Как и почему враги доверили русскому доктору работать в лагере!?
Комендант лагеря, как любой комендант такого заведения, был страшной скотиной, но кто и когда видел гуманных комендантов лагерей? В те времена в лагере, будь то немецкий, или какой иной, комендант-гуманист применения не находил.
Комендант имел привычку забивать лагерников насмерть. Доставлял себе "удовольствие", но поскольку это всё же Европа, то на каждый случай смерти заключённого составлялся акт с подписью лагерного врача. Нельзя убивать без акта! И женщина взбунтовалась:
— Ты людей убиваешь, а я должна прикрывать тебя липовыми актами? Не будет этого! — время-то военное, а она-то всего врач из русских, сама на "птичьих правах"!

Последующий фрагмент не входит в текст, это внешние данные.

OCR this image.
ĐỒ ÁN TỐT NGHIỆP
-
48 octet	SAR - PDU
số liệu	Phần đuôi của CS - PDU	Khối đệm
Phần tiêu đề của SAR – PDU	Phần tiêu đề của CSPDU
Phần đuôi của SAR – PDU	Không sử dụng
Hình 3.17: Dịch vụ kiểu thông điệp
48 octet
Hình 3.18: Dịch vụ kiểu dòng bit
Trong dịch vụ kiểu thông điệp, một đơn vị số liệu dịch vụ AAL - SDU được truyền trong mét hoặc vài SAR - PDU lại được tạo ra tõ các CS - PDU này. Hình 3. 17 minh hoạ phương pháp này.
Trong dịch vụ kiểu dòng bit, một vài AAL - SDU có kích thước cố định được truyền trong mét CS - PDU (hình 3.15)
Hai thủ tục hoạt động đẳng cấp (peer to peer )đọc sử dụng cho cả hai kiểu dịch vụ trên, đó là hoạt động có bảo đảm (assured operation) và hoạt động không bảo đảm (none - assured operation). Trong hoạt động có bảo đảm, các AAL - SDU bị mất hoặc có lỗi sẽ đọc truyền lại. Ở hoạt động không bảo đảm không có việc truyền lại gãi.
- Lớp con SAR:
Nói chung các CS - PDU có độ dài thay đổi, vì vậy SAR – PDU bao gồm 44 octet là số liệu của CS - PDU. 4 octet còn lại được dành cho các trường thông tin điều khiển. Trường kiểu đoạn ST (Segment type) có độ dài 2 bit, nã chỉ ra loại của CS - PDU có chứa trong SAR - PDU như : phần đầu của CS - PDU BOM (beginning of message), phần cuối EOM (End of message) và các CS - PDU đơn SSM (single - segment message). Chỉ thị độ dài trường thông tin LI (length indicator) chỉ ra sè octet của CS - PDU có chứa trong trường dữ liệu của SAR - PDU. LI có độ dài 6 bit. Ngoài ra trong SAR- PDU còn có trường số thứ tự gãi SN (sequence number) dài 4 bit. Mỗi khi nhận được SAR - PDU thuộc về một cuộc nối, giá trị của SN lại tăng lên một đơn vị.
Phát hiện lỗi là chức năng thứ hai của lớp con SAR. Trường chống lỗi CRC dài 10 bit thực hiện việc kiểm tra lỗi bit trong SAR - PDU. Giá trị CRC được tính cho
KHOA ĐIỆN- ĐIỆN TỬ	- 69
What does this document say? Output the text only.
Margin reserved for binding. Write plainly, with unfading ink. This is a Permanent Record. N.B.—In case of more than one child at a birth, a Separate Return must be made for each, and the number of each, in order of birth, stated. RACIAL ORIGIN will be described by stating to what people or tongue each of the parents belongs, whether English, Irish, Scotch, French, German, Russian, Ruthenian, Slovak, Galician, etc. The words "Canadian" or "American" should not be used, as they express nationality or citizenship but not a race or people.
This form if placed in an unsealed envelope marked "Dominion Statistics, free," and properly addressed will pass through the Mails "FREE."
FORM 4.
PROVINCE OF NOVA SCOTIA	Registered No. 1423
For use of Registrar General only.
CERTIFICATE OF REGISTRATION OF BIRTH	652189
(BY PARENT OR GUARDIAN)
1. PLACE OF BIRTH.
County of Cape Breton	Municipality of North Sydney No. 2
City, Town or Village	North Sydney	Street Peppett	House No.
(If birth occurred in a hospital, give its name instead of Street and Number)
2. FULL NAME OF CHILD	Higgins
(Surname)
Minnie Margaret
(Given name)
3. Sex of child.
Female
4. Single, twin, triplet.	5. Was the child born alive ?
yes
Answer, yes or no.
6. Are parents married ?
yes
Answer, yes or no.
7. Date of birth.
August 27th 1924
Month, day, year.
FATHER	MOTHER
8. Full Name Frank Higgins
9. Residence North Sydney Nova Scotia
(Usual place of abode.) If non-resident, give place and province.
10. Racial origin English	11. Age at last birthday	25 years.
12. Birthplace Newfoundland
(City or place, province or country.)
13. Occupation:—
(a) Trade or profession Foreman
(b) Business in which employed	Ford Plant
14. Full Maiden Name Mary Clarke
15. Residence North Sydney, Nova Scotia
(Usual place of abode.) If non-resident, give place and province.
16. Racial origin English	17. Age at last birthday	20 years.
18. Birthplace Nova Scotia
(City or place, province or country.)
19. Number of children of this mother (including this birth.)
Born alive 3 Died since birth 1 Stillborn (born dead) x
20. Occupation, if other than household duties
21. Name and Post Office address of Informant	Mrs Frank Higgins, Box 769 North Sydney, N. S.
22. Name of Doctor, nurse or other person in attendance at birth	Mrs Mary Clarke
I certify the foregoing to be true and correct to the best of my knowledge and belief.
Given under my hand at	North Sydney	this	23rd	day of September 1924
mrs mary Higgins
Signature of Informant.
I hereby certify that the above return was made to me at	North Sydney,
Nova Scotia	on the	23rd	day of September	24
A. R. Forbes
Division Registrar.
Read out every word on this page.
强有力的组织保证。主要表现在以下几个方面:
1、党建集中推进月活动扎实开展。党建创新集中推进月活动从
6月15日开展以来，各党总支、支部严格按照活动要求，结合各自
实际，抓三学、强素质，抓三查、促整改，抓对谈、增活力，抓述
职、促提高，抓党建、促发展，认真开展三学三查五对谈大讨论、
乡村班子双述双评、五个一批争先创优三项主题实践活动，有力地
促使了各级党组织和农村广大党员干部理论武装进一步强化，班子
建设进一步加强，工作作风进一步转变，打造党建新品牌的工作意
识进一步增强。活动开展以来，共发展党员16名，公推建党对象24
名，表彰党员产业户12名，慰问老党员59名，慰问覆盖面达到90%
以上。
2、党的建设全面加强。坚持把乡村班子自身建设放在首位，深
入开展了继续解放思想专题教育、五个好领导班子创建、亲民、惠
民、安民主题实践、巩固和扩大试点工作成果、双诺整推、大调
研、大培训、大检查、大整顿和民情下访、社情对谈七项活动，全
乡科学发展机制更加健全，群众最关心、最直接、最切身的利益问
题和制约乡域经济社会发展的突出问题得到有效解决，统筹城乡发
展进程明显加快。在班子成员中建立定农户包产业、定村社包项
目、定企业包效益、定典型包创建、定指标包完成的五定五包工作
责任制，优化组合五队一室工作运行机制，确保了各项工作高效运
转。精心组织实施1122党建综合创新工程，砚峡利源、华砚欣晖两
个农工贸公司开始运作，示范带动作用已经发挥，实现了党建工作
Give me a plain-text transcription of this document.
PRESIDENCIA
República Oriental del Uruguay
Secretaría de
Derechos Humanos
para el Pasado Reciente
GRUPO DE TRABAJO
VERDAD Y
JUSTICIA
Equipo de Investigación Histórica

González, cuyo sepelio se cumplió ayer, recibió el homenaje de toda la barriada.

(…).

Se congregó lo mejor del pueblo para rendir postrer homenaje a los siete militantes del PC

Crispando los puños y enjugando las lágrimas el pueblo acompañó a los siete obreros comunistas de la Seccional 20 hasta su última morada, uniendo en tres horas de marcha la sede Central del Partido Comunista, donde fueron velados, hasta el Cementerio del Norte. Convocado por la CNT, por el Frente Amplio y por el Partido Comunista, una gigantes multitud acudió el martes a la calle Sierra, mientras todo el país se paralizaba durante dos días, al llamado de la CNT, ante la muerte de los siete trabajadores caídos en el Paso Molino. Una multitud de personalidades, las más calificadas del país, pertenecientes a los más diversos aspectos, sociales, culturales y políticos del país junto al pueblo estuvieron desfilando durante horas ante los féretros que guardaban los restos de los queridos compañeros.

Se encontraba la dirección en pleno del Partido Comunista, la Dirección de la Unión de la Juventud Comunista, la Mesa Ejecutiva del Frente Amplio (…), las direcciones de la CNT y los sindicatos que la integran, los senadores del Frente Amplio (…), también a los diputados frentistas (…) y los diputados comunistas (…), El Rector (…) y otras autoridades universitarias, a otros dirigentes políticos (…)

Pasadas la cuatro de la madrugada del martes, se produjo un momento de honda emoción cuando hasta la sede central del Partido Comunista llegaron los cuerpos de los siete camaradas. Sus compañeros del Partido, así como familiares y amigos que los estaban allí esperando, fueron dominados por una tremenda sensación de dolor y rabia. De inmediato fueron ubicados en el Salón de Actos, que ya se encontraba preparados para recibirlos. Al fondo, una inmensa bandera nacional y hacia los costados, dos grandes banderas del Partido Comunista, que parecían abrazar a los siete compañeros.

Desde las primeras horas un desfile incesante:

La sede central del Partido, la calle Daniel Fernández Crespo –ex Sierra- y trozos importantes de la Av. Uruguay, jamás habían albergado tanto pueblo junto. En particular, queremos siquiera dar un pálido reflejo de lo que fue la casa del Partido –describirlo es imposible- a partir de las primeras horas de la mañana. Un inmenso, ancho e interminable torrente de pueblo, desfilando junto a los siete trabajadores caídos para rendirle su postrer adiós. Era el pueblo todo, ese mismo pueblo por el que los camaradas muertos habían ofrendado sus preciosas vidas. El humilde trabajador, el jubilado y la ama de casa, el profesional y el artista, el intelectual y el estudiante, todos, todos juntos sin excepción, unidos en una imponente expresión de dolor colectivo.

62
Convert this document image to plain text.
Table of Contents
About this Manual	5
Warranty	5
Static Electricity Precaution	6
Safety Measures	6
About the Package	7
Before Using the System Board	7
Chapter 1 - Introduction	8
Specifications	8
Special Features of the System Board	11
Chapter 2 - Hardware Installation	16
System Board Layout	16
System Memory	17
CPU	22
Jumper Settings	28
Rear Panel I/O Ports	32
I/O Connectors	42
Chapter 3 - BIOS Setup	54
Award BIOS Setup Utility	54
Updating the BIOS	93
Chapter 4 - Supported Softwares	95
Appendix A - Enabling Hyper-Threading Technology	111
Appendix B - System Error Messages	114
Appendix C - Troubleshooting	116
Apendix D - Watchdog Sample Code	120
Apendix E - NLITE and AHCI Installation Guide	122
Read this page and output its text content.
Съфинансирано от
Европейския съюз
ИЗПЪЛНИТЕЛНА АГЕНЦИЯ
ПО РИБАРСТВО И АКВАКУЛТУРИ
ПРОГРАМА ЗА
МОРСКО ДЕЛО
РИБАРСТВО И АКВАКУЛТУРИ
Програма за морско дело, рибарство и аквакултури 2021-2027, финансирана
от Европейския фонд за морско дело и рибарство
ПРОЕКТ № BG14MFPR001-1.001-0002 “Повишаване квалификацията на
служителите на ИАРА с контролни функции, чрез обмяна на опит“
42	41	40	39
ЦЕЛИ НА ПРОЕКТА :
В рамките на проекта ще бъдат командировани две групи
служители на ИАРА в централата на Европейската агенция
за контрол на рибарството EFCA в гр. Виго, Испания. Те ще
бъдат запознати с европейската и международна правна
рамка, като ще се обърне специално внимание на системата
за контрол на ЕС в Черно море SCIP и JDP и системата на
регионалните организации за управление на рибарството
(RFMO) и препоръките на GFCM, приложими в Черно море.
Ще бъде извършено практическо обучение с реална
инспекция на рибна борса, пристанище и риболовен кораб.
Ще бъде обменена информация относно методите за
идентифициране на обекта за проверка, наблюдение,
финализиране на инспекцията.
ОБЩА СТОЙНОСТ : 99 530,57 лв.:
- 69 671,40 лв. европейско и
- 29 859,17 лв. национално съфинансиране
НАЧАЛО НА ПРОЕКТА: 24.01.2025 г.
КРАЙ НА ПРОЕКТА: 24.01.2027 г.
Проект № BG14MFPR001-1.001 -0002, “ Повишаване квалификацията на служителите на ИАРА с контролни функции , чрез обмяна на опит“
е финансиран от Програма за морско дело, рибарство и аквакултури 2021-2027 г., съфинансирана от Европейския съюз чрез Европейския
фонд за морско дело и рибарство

И опять странность: начальник лагеря, этот образец беспредельного могущества и власти во вверенном лагере, это воплощение силы "нового порядка", отступил! Мог комендант применить власть к взбунтовавшейся русской врачихе и что угодно с ней сделать, но почему-то не применил? Приспешница, никто по сути, но комендант ничего с ней не сделал! Испугался? Чего? И в Гестапо не таскали на предмет "усмирения". Вообще никто и ничего не сказал взбунтовавшейся русской медичке по теме её протеста! В паре с ней работал немецкий врач, и настолько пришёл в восторг от смелости русской коллеги, что, не раздумывая, предложил ей "руку и сердце"! Она не отказала, и всё это случилось в Руре в "грозном пламени войны".
Что сегодня думаю о Гестапо? Рядовая организация, но дураки там не держались.
— Главное: они туда не попадали. Убивали в Гестапо? Убивали! Сегодня в рядовом отделении вашей милиции могут убить проще и скорее, чем в Гестапо времён войны.
— А что делать? Пьяная сволочь из "своих", изрыгающая хулу на милицию, не должна рассчитываться за хамство рёбрами?
— Пустое и бесполезное занятие: бить пьяных дураков. Они даже не осознают, что они дураки, психика у них "сдвинута". И те, кто бьёт "сдвинутых" — не лучше. Картина "двойного заболевания".
— Как это понимать: "двойное заболевание"?
— Просто: пьяная скотина изрыгает хулу на защитников порядка? Изрыгает! А это болезнь. Когда получает от работника "сдачу" — и это заболевание. Что в итоге?
— Ничего! Взаимное удовлетворение.
— В "воспитательных целях" хулителям отбивают бока, а в итоге все довольны…
Глава 94.
Городской сквер зимой 43 года.
Прогулку в зиму сорок третьего мне хочется закончить грустно и с последствиями: как-то вырвавшись из домашнего заключения, а это было солнечным утром, радуясь жизни и, естественно, не задумываясь, я двинулся в город. Улица, по которой меня несли ноги, была с уклоном в город, поэтому процесс несения тела собственными ногами был лёгким и свободным. На ногах были валенки сестры. Она сидела дома потому, что курс обучения грамоте в школе закончился, и валенки на тот момент ей были не нужны. За одно проводились "ходовые испытания" нового зимнего пальто из немецкого шинельного сукна, но на русской вате.